Lake Powell spirals toward record low as western water crisis turns critical

Lake Powell spirals toward record low as western water crisis turns critical

Lake Powell, the nation's second-largest reservoir, is careening toward water levels not seen since the 1960s, threatening to upend power generation and intensify an already fractured debate over allocating the Colorado River's dwindling supplies to 40 million people across seven states, tribal nations, and two countries.

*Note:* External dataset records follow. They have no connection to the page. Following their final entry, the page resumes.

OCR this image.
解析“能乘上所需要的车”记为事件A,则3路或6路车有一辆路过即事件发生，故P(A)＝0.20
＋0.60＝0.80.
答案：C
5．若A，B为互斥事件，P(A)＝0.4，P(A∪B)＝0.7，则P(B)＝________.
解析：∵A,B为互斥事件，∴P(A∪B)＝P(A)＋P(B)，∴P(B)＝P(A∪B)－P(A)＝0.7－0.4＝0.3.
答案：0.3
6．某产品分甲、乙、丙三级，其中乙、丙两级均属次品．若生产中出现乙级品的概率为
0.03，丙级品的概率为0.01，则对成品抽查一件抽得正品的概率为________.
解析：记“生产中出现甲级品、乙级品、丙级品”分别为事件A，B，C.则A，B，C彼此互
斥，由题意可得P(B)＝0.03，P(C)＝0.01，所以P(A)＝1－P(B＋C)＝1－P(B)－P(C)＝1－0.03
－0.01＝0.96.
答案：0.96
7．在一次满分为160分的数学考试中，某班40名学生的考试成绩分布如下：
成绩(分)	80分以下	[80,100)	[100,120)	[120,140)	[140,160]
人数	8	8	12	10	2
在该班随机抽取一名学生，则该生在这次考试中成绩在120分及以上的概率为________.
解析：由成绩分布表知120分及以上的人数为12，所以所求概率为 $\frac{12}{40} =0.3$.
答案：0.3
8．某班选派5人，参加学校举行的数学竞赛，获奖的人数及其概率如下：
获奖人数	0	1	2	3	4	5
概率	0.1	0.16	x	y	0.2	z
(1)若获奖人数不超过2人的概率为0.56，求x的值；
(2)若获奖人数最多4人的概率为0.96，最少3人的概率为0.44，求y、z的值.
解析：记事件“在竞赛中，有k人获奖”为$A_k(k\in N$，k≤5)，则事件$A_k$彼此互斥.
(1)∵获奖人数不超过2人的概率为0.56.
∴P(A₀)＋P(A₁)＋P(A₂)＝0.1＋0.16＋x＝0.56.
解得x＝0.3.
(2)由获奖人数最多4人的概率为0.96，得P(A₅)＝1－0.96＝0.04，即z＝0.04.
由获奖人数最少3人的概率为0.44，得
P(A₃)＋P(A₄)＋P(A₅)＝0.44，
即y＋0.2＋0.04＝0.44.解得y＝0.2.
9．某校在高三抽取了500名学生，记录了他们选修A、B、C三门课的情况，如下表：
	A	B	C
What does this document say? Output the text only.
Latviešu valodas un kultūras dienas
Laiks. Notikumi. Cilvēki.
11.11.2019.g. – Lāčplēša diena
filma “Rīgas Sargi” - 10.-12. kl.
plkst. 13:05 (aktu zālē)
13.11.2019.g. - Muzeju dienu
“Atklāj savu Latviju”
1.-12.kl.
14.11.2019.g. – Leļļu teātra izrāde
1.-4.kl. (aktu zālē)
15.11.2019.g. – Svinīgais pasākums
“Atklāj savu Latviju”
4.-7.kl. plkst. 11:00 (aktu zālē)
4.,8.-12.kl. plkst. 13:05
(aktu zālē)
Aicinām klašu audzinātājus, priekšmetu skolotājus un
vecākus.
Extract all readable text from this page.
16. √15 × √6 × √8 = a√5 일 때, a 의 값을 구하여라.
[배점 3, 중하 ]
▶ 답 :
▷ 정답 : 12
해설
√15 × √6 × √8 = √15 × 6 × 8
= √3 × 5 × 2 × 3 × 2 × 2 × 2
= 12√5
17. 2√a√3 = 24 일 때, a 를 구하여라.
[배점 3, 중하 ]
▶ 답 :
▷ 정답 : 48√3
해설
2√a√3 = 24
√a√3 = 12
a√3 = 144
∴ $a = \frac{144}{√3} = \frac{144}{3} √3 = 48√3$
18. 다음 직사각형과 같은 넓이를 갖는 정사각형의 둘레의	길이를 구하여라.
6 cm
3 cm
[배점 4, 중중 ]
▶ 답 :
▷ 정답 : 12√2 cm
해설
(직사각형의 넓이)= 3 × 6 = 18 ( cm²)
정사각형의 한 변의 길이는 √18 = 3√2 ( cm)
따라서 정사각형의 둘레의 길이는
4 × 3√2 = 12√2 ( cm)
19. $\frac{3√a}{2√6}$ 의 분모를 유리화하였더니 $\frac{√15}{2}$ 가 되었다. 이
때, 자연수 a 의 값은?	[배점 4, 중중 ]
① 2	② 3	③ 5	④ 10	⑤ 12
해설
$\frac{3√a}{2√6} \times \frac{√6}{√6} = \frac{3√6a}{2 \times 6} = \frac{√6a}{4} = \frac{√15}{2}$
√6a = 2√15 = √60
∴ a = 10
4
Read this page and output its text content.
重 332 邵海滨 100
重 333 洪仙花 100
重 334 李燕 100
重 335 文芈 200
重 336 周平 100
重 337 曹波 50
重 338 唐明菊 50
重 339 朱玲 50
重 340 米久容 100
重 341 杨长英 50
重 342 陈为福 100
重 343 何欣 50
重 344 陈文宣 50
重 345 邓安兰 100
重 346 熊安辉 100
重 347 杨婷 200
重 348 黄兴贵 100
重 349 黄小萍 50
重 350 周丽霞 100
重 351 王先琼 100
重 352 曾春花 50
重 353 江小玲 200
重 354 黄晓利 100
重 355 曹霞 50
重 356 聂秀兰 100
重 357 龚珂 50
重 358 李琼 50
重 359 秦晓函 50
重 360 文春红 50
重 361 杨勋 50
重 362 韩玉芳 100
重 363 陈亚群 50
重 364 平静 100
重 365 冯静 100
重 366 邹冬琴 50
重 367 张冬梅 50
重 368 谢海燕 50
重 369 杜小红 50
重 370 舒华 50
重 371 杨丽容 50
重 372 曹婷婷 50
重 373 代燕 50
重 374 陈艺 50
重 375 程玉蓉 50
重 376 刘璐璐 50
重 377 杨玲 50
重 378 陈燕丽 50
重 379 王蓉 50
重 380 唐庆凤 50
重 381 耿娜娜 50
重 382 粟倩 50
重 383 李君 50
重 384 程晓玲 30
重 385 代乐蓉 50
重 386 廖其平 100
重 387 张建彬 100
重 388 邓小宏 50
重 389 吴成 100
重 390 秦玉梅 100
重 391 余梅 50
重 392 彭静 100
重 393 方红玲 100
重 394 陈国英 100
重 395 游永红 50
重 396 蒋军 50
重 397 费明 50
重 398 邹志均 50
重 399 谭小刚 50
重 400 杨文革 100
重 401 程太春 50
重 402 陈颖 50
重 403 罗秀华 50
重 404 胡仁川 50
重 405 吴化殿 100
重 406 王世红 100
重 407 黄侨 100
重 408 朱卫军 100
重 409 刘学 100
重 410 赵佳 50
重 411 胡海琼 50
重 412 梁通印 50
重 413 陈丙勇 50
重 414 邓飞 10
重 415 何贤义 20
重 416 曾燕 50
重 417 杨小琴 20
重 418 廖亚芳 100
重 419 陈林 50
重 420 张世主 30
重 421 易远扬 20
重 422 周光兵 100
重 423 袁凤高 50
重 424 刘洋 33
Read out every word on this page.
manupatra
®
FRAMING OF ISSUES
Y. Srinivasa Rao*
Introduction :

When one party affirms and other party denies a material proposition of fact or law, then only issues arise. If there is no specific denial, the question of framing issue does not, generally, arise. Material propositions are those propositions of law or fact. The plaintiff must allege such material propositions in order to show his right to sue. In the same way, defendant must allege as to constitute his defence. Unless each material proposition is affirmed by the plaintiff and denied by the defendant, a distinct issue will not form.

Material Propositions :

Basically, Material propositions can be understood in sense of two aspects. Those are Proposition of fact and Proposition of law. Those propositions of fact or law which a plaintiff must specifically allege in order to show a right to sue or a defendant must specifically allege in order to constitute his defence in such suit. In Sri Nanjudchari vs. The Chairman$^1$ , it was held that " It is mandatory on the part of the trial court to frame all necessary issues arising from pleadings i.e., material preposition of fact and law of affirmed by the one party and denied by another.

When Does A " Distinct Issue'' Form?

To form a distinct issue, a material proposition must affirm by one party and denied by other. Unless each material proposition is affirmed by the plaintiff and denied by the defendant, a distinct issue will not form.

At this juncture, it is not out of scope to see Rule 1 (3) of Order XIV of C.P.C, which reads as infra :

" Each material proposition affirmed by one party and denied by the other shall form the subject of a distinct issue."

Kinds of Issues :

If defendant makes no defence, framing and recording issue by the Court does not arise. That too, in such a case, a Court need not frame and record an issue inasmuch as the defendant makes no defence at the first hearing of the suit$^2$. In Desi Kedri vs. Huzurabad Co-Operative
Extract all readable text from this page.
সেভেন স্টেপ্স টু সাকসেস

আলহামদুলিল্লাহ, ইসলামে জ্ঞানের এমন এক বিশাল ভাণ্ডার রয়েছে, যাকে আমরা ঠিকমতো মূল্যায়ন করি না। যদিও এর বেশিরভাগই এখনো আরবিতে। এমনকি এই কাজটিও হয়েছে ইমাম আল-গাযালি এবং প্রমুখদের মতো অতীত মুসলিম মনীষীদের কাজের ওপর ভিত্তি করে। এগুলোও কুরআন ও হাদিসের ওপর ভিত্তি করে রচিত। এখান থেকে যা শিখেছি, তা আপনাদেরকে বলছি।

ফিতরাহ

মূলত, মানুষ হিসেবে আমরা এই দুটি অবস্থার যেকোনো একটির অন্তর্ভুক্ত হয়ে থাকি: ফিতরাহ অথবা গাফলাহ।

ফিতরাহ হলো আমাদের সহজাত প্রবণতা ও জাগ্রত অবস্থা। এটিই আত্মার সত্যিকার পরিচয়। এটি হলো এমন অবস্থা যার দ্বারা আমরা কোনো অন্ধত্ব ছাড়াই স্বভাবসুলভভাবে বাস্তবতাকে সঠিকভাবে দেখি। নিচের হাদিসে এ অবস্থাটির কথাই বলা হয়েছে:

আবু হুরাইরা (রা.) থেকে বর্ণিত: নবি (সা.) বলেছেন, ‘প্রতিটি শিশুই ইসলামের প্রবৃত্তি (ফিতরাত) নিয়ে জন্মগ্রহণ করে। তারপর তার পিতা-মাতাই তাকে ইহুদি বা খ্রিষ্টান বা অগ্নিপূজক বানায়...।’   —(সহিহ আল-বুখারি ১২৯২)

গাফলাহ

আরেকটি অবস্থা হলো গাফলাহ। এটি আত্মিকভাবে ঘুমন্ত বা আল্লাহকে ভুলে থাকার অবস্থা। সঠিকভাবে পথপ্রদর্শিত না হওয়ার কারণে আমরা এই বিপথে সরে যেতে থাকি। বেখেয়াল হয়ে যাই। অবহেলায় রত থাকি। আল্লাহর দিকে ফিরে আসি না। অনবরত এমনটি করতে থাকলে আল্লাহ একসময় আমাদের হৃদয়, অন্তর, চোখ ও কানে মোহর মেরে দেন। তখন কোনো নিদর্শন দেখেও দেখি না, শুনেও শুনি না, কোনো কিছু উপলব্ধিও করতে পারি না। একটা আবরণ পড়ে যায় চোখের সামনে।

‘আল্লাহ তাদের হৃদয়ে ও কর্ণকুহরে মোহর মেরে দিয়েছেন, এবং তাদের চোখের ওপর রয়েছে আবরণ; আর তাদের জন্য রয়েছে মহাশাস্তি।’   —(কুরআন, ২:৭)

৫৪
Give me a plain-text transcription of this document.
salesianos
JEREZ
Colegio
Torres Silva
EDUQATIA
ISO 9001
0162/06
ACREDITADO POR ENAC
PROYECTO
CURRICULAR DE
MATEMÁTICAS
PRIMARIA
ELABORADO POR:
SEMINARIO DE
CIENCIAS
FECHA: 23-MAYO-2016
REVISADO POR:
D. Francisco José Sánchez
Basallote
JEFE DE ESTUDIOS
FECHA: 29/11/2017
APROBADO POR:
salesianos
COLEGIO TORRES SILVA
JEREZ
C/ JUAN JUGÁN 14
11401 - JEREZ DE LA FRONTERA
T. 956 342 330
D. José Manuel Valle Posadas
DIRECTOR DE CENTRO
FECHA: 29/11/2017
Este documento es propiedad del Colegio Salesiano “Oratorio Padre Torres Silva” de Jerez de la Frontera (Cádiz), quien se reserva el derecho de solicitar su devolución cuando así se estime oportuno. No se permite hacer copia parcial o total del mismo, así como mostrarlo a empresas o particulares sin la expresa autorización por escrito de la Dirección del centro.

The reservoir currently sits at roughly 23 percent of capacity, holding about 5.6 million acre-feet of water. While it dipped to similar levels for a few months in 2023, this year marks a starkly different crisis: there was no spring recovery. Historically, snowmelt would push Lake Powell to 9.6 million acre-feet by June. Instead, a record-low snowpack and a March heatwave left the lake barely recovering at all, even after supplemental releases from Flaming Gorge Reservoir upstream. Except for those 2023 months, Lake Powell hasn't been this low since June 1965, two years after authorities began filling it.

"What's unique this year is that there was no recovery at all," said Jack Schmidt, director of Utah State University's Center for Colorado River Studies. "What we expect to happen is that Lake Powell will go to unprecedented low conditions some time this fall."

With eight months of projected decline ahead, the consequences loom large. The lake sits just 37 feet above the threshold where its hydroelectric turbines fail, potentially cutting power to nearly 6 million households and businesses that depend on Glen Canyon power plant output. Simultaneously, negotiators from California, Nevada, Arizona, New Mexico, Colorado, Utah, and Wyoming remain deadlocked over how to ration the shrinking water supply. The U.S. Bureau of Reclamation could impose its own conservation plan as soon as next month.

For more than two decades, Lake Powell and Lake Mead downstream have contracted even as users reduced consumption. Now, experts say, the system is hitting the breaking point climate change has long threatened.

"In the 21st century, the ultimate cause of the problem is declining runoff," Schmidt said. "There's less water in the system. It's caused by a warming climate, period."

Cities racing to adapt are taking increasingly aggressive steps to secure alternative sources. Phoenix, long dependent on the Colorado River to supply residents and recharge groundwater, is now recycling sewage into drinking water. San Diego recently unveiled a plan to sell surplus water from its desalination plant to Arizona and Nevada, allowing those states to purchase unused Colorado River rights from the coastal city.

Brad Udall, a water and climate researcher at Colorado State University, argues that paying water users to exit the system entirely is the only realistic path to recovery. "There are too many straws in the glass," he said. "Rather than having an annual fight over who gets what, let's remove some straws. One way to do that is the American way, let's buy 'em out."

The crisis represents the first moment climate change is forcing a wholesale rethinking of century-old water law and interstate agreements. Udall notes that while other climate disasters allow communities to rebuild and move forward, the Colorado River system cannot. "The rules we have are completely inadequate to the task," he said.

Worst-case scenarios have surfaced fears of "deadpool," a state where the reservoir drops so low that gravity cannot push water downstream. Schmidt dismissed this as unlikely, saying authorities would intervene through forced cuts and upstream releases. Still, experts expect both Lake Powell and Lake Mead to remain severely depleted for years, delivering less water to an already parched region.

"We have control over how bad it gets," said Sarah Porter, director of the Kyl Center for Water Policy at Arizona State University. "But the only thing we can do to keep it from getting bad is to take less water out."

Author James Rodriguez: "The west built its entire future on a river that can't deliver what was promised, and now the bill is due with nowhere left to hide."